The new increase was expected and is announced the day after Turkish President Tayyip Erdogan’s tour of the Gulf states, where he signed a series of deals worth, according to some analysts, $100 billion.
The key rate hike is under the signature of Turkey’s new economic staff that took office after Erdogan was re-elected in late May, despite being a devotee of low interest rates.
Against you an inflation close to 40% and the financial crisis, the turkish president temporarily agrees to the interest rate hike.

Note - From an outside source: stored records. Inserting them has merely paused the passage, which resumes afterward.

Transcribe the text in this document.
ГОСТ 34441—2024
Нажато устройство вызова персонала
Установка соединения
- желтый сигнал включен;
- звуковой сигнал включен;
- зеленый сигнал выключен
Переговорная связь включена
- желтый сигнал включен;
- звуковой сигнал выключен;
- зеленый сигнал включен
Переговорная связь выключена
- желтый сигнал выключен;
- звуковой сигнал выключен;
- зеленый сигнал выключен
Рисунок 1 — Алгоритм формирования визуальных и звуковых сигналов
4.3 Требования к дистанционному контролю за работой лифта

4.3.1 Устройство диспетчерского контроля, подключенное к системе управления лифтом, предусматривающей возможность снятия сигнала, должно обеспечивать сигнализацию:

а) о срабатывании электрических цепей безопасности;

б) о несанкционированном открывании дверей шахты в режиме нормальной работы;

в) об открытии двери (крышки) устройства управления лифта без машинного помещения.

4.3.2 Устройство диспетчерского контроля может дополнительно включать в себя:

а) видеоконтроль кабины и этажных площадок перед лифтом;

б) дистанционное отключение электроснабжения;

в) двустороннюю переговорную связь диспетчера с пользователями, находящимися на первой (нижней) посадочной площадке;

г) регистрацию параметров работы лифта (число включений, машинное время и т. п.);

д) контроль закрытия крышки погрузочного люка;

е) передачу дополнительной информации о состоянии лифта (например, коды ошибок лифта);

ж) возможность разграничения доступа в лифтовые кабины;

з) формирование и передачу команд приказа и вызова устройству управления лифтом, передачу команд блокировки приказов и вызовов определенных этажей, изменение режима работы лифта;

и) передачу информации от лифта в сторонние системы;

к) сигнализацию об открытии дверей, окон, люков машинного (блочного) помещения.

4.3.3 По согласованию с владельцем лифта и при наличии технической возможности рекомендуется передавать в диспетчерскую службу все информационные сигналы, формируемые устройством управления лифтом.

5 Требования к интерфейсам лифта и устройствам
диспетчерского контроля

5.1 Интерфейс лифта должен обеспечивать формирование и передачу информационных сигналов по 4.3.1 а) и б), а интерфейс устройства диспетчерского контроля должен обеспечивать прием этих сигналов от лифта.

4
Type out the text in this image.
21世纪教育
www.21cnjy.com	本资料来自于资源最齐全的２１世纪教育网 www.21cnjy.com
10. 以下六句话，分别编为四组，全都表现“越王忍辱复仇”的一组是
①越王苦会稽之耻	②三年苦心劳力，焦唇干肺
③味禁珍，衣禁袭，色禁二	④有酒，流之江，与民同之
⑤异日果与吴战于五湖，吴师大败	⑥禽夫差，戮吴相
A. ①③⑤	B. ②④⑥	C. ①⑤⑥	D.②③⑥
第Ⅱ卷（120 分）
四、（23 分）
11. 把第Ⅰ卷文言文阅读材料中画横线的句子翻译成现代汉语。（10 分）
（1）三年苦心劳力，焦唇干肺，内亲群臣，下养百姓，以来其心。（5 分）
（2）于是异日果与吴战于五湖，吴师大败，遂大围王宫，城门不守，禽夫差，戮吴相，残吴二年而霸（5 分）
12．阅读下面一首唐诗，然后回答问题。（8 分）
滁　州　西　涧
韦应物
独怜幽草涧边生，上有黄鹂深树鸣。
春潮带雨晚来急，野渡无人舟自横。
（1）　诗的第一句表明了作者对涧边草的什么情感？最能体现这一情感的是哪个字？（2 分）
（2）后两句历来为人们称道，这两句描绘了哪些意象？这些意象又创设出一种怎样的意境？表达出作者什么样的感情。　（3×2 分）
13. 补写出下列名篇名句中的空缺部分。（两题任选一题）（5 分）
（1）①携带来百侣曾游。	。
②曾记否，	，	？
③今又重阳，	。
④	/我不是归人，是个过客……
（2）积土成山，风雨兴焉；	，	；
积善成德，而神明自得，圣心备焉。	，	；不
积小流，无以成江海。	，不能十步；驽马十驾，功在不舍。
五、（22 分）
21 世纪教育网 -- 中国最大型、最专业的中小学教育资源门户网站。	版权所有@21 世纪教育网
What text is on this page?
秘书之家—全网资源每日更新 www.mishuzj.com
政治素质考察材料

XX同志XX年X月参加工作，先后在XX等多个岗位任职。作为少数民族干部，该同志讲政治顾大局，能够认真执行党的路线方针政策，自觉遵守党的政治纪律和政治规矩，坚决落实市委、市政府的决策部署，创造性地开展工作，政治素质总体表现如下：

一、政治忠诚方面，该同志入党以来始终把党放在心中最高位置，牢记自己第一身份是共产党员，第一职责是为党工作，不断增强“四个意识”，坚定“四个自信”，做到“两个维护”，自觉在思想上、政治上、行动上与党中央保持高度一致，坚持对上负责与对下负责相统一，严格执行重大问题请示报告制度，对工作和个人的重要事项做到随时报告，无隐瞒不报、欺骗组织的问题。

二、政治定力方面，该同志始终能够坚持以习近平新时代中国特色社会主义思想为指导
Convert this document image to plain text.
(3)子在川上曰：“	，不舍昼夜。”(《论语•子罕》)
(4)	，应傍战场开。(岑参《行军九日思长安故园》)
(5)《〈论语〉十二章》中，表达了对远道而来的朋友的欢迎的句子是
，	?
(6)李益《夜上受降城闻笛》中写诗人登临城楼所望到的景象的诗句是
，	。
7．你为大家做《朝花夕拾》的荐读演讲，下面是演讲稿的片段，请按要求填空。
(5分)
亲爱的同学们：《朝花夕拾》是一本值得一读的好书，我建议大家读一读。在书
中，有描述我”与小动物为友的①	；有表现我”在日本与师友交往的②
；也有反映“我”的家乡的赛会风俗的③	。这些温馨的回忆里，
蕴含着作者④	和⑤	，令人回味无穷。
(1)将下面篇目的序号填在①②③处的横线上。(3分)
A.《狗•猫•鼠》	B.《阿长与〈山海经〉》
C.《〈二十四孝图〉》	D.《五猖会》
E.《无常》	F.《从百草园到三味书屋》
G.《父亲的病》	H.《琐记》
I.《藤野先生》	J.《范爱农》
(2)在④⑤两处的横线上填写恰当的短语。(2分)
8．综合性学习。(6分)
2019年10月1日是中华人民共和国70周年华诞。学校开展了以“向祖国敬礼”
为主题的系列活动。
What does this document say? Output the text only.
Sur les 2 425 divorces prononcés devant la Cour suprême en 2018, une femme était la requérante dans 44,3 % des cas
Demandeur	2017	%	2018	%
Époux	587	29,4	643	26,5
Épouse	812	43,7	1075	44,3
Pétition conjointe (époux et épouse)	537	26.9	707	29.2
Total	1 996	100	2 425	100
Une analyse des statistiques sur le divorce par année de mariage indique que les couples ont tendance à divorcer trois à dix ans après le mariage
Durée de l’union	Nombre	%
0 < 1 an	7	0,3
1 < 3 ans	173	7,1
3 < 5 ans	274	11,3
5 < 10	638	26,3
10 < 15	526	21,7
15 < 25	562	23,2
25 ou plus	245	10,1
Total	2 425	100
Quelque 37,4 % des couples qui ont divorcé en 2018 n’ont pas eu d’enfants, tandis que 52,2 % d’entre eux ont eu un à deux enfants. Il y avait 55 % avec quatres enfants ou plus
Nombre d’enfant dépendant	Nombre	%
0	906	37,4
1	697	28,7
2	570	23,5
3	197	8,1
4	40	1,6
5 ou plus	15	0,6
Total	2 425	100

But this increase, lower than expected by some investors, shows that the president of Turkey is not giving freedom of movement to the new governor of the central bank Hafiz Gage Erkan and to the minister of economy Mehmet Sisek, according to the analysts.
“Very bad decision”, comments Timothy Ash, an economist at BlueBay Asset Management, who sees it as confirming observers who believe that the minister and the head of the central bank “they have no real mandate to carry out the tightening of monetary policy.”
“An interest rate at 17.5% when inflation is running at 40% and rising is insufficient”says the economist, who considers that “the pound will be sorely tested.”